A Closer Look at the Intervention Procedure of Concept Bottleneck Models

Authors: Sungbin Shin, Yohan Jo, Sungsoo Ahn, Namhoon Lee

ICML 2023 | Conference PDF | Archive PDF | Plain Text | LLM Run Details

Reproducibility Variable Result LLM Response
Research Type Experimental We verify our findings through comprehensive evaluations, not only on the standard real datasets, but also on synthetic datasets that we generate based on a set of different causal graphs. We experiment with three datasets: (1) CUB (Wah et al., 2011) the standard dataset used to study CBMs, (2) Skin Con (Daneshjou et al., 2022b) a medical dataset used to build interpretable models, and (3) Synthetic the synthetic datasets we generate based on different causal graphs to conduct a wide range of controlled experiments.
Researcher Affiliation Collaboration 1POSTECH, South Korea 2Amazon Alexa AI, USA.
Pseudocode Yes Algorithm 1 Generating synthetic data
Open Source Code Yes Our code is available at https://github.com/ssbin4/Closer-Intervention-CBM.

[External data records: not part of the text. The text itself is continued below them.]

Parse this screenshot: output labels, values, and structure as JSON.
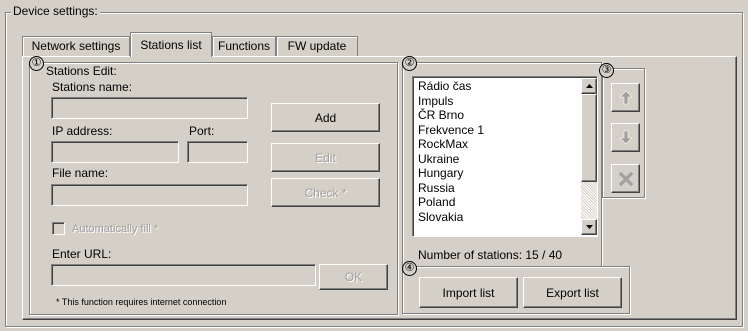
{
  "device_settings": {
    "title": "Device settings:"
  },
  "tabs": [
    {
      "label": "Network settings"
    },
    {
      "label": "Stations list"
    },
    {
      "label": "Functions"
    },
    {
      "label": "FW update"
    }
  ],
  "markers": [
    "①",
    "②",
    "③",
    "④"
  ],
  "stations_edit": {
    "title": "Stations Edit:",
    "name_label": "Stations name:",
    "name_value": "",
    "ip_label": "IP address:",
    "ip_value": "",
    "port_label": "Port:",
    "port_value": "",
    "file_label": "File name:",
    "file_value": "",
    "add_label": "Add",
    "edit_label": "Edit",
    "check_label": "Check *",
    "autofill_label": "Automatically fill *",
    "url_label": "Enter URL:",
    "url_value": "",
    "ok_label": "OK",
    "footnote": "* This function requires internet connection"
  },
  "stations_list": {
    "items": [
      "Rádio čas",
      "Impuls",
      "ČR Brno",
      "Frekvence 1",
      "RockMax",
      "Ukraine",
      "Hungary",
      "Russia",
      "Poland",
      "Slovakia"
    ],
    "count_text": "Number of stations: 15 / 40"
  },
  "import_export": {
    "import_label": "Import list",
    "export_label": "Export list"
  },
  "icons": {
    "up": "arrow-up-icon",
    "down": "arrow-down-icon",
    "delete": "delete-x-icon"
  },
  "colors": {
    "face": "#d4d0c8",
    "shadow": "#808080",
    "highlight": "#ffffff",
    "disabled": "#a0a0a0"
  }
}
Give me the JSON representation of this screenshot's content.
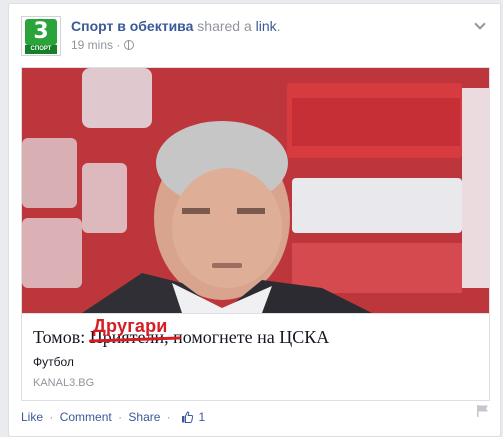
{
  "post": {
    "page_name": "Спорт в обектива",
    "shared_text": "shared a",
    "link_word": "link",
    "timestamp": "19 mins",
    "dot": "·",
    "avatar": {
      "number": "3",
      "label": "СПОРТ"
    }
  },
  "link_card": {
    "title": "Томов: Приятели, помогнете на ЦСКА",
    "overlay_word": "Другари",
    "category": "Футбол",
    "domain": "KANAL3.BG"
  },
  "actions": {
    "like": "Like",
    "comment": "Comment",
    "share": "Share",
    "separator": "·",
    "like_count": "1"
  },
  "colors": {
    "link_blue": "#3b5998",
    "meta_gray": "#90949c",
    "overlay_red": "#d51d23",
    "brand_green": "#2aa33b"
  }
}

Open Datasets Yes CUB (Wah et al., 2011) is the standard dataset used to study CBMs in the previous works (Koh et al., 2020; Zarlenga et al., 2022; Havasi et al., 2022; Sawada & Nakamura, 2022). Skin Con (Daneshjou et al., 2022b) is a medical dataset which can be used to build interpretable machine learning models.

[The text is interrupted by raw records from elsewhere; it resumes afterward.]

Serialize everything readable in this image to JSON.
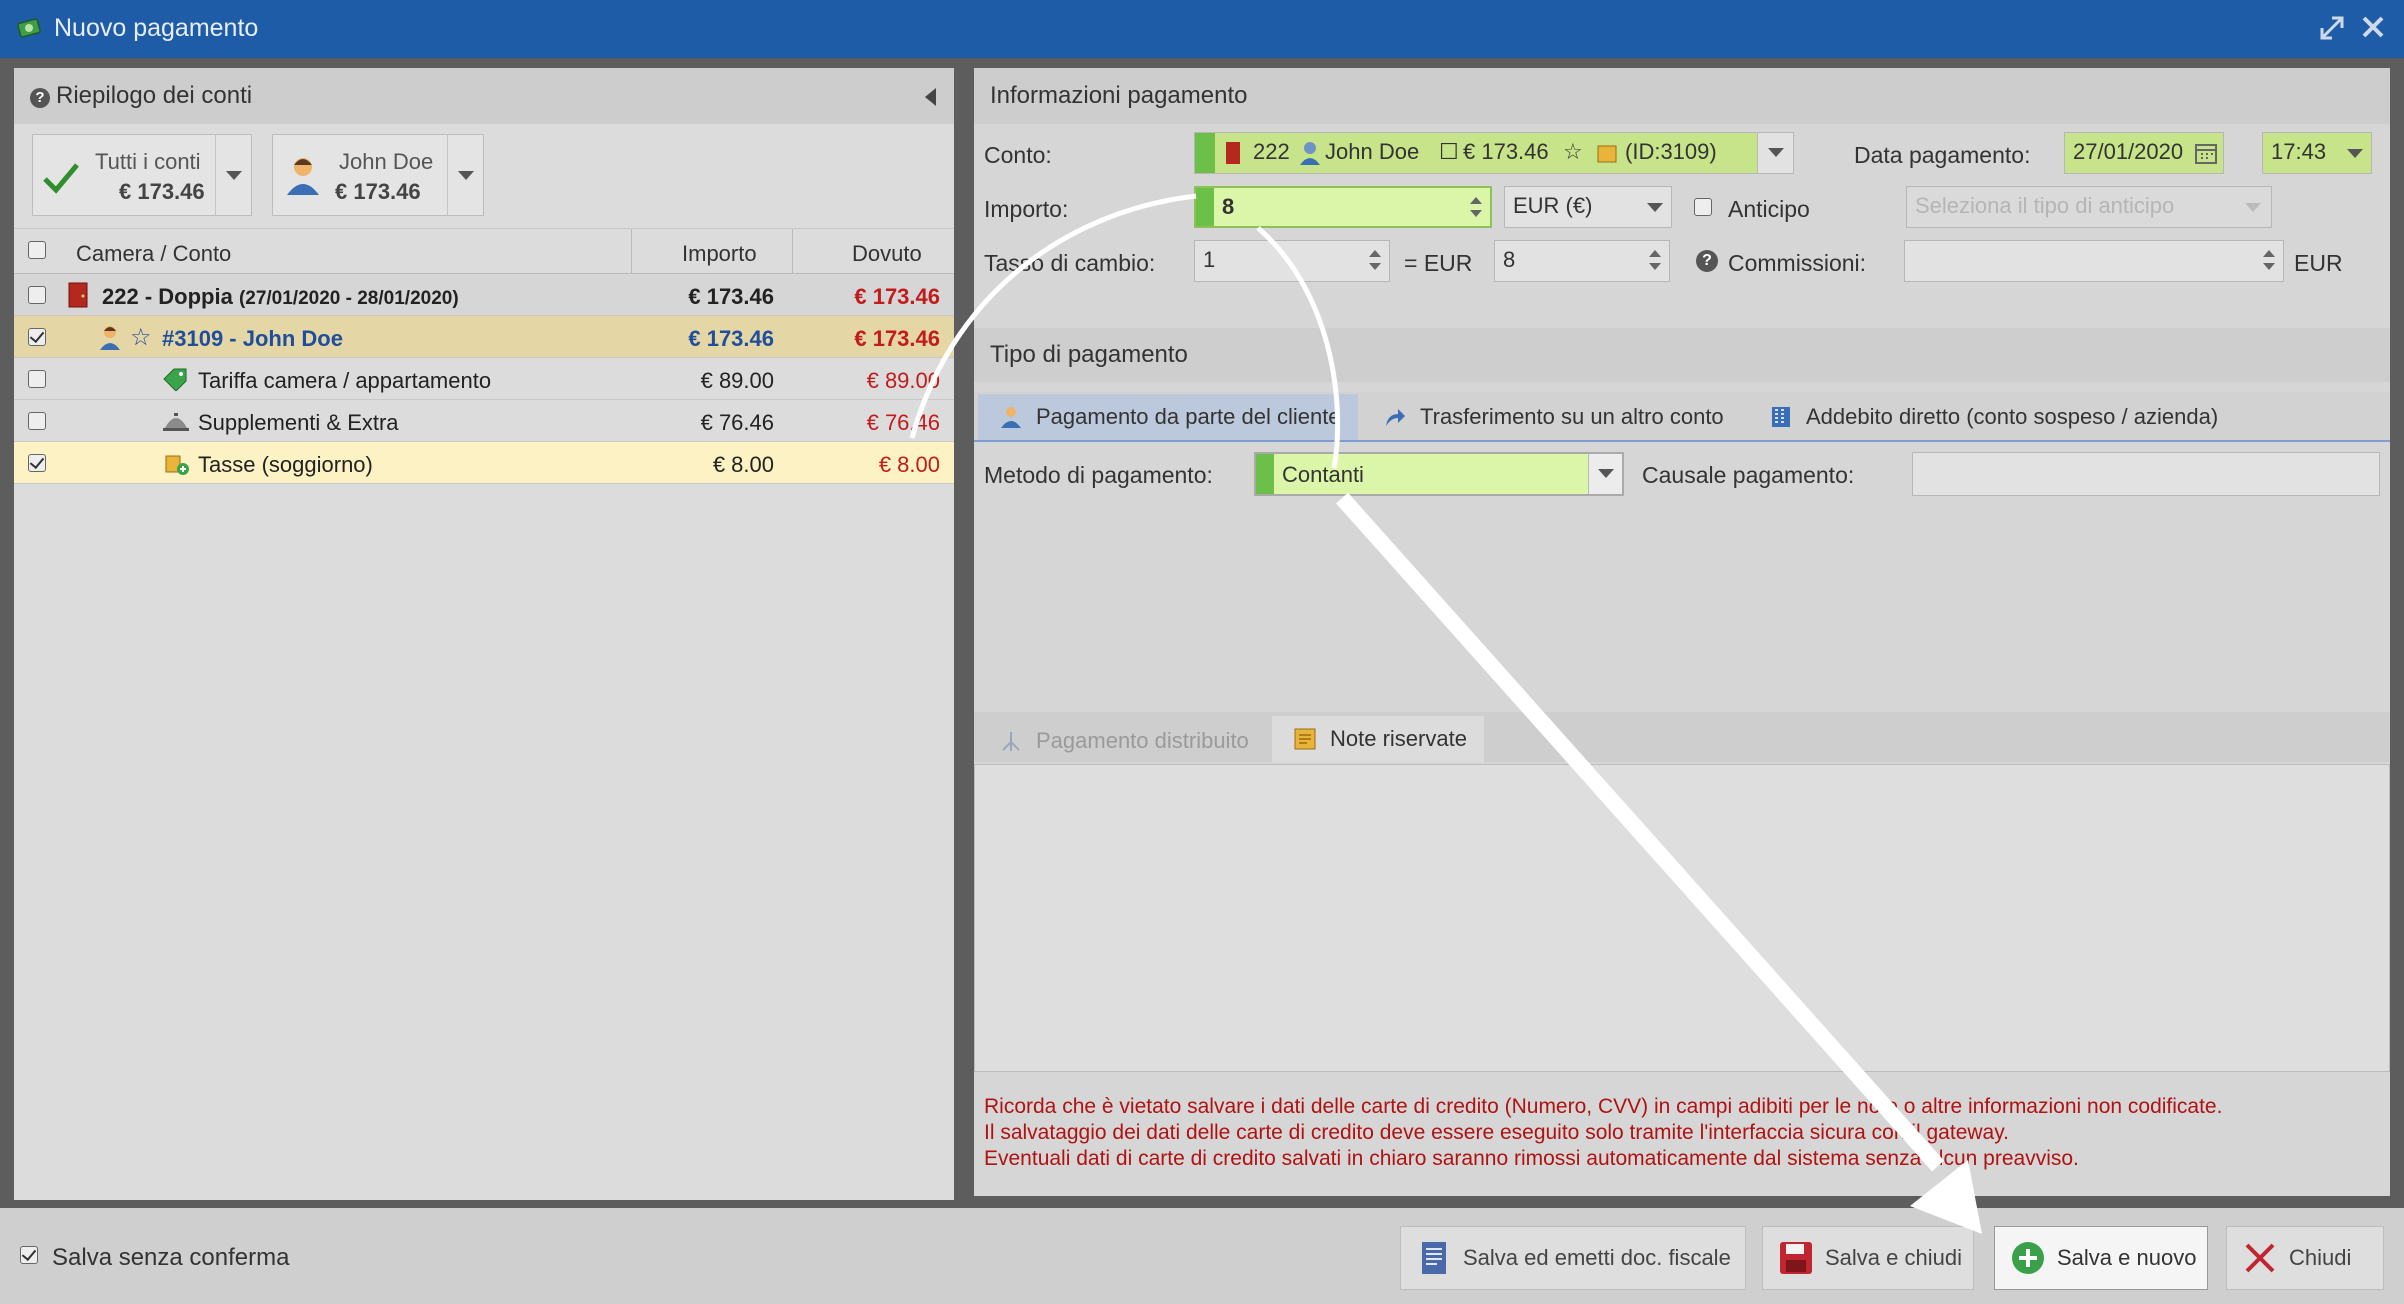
{
  "window": {
    "title": "Nuovo pagamento",
    "expand_icon": "expand-icon",
    "close_icon": "close-icon"
  },
  "left_panel": {
    "title": "Riepilogo dei conti",
    "account_buttons": [
      {
        "label": "Tutti i conti",
        "amount": "€ 173.46"
      },
      {
        "label": "John Doe",
        "amount": "€ 173.46"
      }
    ],
    "grid": {
      "columns": [
        "Camera / Conto",
        "Importo",
        "Dovuto"
      ],
      "rows": [
        {
          "label": "222 - Doppia",
          "dates": "(27/01/2020 - 28/01/2020)",
          "importo": "€ 173.46",
          "dovuto": "€ 173.46",
          "checked": false
        },
        {
          "label": "#3109 - John Doe",
          "importo": "€ 173.46",
          "dovuto": "€ 173.46",
          "checked": true
        },
        {
          "label": "Tariffa camera / appartamento",
          "importo": "€ 89.00",
          "dovuto": "€ 89.00",
          "checked": false
        },
        {
          "label": "Supplementi & Extra",
          "importo": "€ 76.46",
          "dovuto": "€ 76.46",
          "checked": false
        },
        {
          "label": "Tasse (soggiorno)",
          "importo": "€ 8.00",
          "dovuto": "€ 8.00",
          "checked": true
        }
      ]
    }
  },
  "payment_info": {
    "title": "Informazioni pagamento",
    "conto_label": "Conto:",
    "conto_value": {
      "room": "222",
      "guest": "John Doe",
      "amount": "€ 173.46",
      "id": "(ID:3109)"
    },
    "data_label": "Data pagamento:",
    "data_value": "27/01/2020",
    "time_value": "17:43",
    "importo_label": "Importo:",
    "importo_value": "8",
    "currency_value": "EUR (€)",
    "anticipo_label": "Anticipo",
    "anticipo_placeholder": "Seleziona il tipo di anticipo",
    "tasso_label": "Tasso di cambio:",
    "tasso_value": "1",
    "eq_label": "= EUR",
    "converted_value": "8",
    "commissioni_label": "Commissioni:",
    "commissioni_value": "",
    "commissioni_currency": "EUR"
  },
  "payment_type": {
    "title": "Tipo di pagamento",
    "tabs": [
      "Pagamento da parte del cliente",
      "Trasferimento su un altro conto",
      "Addebito diretto (conto sospeso / azienda)"
    ],
    "metodo_label": "Metodo di pagamento:",
    "metodo_value": "Contanti",
    "causale_label": "Causale pagamento:",
    "causale_value": ""
  },
  "notes": {
    "tabs": [
      "Pagamento distribuito",
      "Note riservate"
    ],
    "content": ""
  },
  "warning_lines": [
    "Ricorda che è vietato salvare i dati delle carte di credito (Numero, CVV) in campi adibiti per le note o altre informazioni non codificate.",
    "Il salvataggio dei dati delle carte di credito deve essere eseguito solo tramite l'interfaccia sicura con il gateway.",
    "Eventuali dati di carte di credito salvati in chiaro saranno rimossi automaticamente dal sistema senza alcun preavviso."
  ],
  "footer": {
    "save_without_confirm": "Salva senza conferma",
    "buttons": {
      "save_fiscal": "Salva ed emetti doc. fiscale",
      "save_close": "Salva e chiudi",
      "save_new": "Salva e nuovo",
      "close": "Chiudi"
    }
  },
  "colors": {
    "titlebar": "#1f5ca8",
    "highlight_green": "#dbf6a8",
    "due_red": "#c21b1b",
    "selected_row": "#fdf2c4",
    "guest_row": "#e5d6a6"
  }
}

Dataset Splits Yes Since training and test sets are not specified in the Skin Con dataset, we randomly split the dataset into 70%, 15%, 15% of training, validation, and test sets respectively. We randomly divide the generated examples into 70% of training sets, 15% of validation sets, and 15% of test sets.

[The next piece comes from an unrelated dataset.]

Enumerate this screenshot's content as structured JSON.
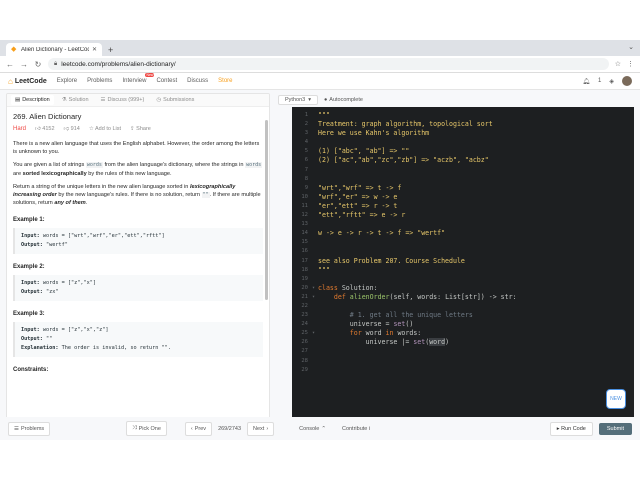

Hardware Specification Yes τi ≈ 0.7 and τg ≈ 18.7 × 10−3 and τf ≈ 0.03 × 10−3 are acquired by measuring the inference time with RTX 3090 GPU and taking the average of 300 repetitions.
Software Dependencies No The paper mentions using Inception-v3, but it does not specify specific software versions for libraries or frameworks used (e.g., Python version, PyTorch version, etc.) beyond the model architecture.
Experiment Setup Yes We used λ = 0.01 for JNT and JNT+P whose values were directly taken from Koh et al. (2020). For the experiments without majority voting (Figure 30 in Appendix H), we use Inceptionv3 pretrained on the Imagenet for g and 2-layer MLP for f with the dimensionality of 200 so that it can describe more complex functions. We searched the best hyperparameters for both g and f over the same sets of values as in Koh et al. (2020). Specifically, we tried initial learning rates of [0.01, 0.001], constant learning rate and decaying the learning rate by 0.1 every [10, 15, 20] epoch, and the weight decay of [0.0004, 0.00004].